Image by yuan2003 via Flickr

What are you dreaming about right now?


Responses

  1. I’m daydreaming about freedom and wondering, simultaneously, if I can even define freedom.

    • That is a wonderful dream. It is so elusive. I found my ideas of freedom change even as I feel I’m closer to it. Right now my idea of freedom is the ability to pursue what makes me happy. In order to do this I must rely on my health and security. For me happiness includes writing and traveling. Although even as I have achieved this there are things that I’ve found might make me happier, like a home base. There was a time where I thought freedom meant making a lot of money or a college degree or living on my own. But all of these ideas changed for me over the years. There have been times in my pursuit when I’ve felt less “free” than others. Say when I was raising small children. But the joy my girls gave me far outweighed those passing feelings.
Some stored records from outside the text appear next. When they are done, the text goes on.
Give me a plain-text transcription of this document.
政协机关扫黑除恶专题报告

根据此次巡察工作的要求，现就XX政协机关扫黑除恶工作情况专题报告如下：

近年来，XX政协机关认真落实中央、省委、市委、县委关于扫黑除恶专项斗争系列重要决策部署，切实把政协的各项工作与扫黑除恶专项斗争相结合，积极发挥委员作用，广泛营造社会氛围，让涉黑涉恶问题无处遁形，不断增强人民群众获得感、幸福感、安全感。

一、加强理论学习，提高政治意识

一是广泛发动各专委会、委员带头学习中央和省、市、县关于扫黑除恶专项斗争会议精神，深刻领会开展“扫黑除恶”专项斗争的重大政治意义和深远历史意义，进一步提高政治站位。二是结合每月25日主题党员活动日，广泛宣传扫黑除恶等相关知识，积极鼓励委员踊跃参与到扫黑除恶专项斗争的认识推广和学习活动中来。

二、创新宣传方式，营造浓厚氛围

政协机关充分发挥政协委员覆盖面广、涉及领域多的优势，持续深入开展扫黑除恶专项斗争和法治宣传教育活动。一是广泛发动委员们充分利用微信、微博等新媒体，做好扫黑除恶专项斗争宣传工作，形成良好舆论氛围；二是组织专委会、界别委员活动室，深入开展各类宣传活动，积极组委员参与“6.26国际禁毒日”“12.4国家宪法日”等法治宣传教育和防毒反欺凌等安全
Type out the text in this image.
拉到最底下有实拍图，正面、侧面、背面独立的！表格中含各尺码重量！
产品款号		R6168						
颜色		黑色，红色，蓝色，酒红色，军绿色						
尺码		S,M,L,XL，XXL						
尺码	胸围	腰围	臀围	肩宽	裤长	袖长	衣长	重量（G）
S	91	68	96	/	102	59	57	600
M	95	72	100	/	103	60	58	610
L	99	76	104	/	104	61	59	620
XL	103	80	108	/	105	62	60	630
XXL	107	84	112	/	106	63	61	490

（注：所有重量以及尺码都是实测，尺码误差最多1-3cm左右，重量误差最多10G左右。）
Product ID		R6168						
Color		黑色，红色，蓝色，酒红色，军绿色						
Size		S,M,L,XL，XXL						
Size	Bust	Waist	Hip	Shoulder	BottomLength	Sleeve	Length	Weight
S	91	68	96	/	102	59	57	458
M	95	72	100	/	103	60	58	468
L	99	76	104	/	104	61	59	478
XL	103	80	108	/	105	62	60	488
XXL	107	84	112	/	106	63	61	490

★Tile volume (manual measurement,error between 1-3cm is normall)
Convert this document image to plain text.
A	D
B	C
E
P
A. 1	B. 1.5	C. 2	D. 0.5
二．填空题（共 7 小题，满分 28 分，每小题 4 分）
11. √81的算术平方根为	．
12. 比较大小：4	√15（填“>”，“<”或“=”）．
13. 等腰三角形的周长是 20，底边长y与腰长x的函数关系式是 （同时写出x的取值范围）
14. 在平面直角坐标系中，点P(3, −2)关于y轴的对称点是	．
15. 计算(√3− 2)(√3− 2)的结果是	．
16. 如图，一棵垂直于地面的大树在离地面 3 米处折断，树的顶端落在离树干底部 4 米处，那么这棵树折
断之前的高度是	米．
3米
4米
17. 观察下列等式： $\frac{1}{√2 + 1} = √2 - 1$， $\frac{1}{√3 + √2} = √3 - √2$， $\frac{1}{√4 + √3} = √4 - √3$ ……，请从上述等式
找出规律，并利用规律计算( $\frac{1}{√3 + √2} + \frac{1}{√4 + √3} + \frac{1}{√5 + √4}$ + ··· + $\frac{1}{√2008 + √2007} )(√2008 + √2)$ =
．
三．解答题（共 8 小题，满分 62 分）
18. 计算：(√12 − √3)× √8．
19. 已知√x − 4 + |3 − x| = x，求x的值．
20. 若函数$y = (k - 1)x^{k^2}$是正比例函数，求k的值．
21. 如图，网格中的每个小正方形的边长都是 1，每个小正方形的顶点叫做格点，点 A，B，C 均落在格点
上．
      Good luck in your quest, my friend. Dreaming is a nice way to start.

  2. Thank you! Yours is a lovely definition of freedom. Alas, I sometimes wonder if freedom is a natural state for us or if we are forever doomed to be prisoners of our own worst attributes. How free are we, after all, when our individual realities are so profoundly shaped by the narrow prisms through which we see the world?

    • I think that freedom as an absolute definition for everyone is hard to tackle. We can only experience the world from our perceptions. [perception=reality] But looked at individually, I believe freedom is a state of mind. I’ve seen some prisoners who were free because they were pursuing their beliefs. I’ve seen some people you might think are free–wealthy people or people who seem to have it all–trapped by their own mental prisons be it debt or guilt, etc. As far as freedom being a natural state? I do believe it is human nature to want to be free but I don’t think it’s automatically in our nature to know what that particular meaning is for ourselves. I think we have to start with an idea, pursue it and then reshape it as we live.

      I find this discussion so moving right now especially as Egypt is trying to define that for herself. I know that the Americans I talk to support the Egyptian people and their quest for a voice in their government and an end to oppression.

  3. Political freedom, or freedom to participate in a political system, is something that tends to come when the time is right. I think the Egyptian people are showing the world that the time is right for them to be able to decide their own destinies. Thirty years is a long time for any one leader to be in power. It’s a generation, really.

    I think personal freedom is more challenging to define. Many of the things we pursue in life are designed to ensnare us in one form or another. Career, marriage, kids — all of these things make it more difficult for us to pick up and walk away at the drop of a hat. In a sense, they make us less free. Conversely, an unmarried, childless bohemian who sells clay pipes on Phish tours is free to come and go as he pleases, and yet he is likely to find that kind of freedom an ultimately empty experience. The question, then, is whether or not freedom is really the best thing for us. It feels good, yes, but does it enrich the soul?

    • Well said. So freedom can be a paradox. The things we love are the very things that can trap us, if we perceive them that way. So, instead, perhaps freedom isn’t what we do or how we define ourselves, but how we perceived them. So the career-minded, married person with kids and the bohemian are each free because of their perceptions. The married person with responsibilities sees himself as free because he is pursuing his dream of commitment and family and the bohemian doesn’t see her life as empty because of the rewards of friendship and travel she finds on the road. He each enrich our souls differently.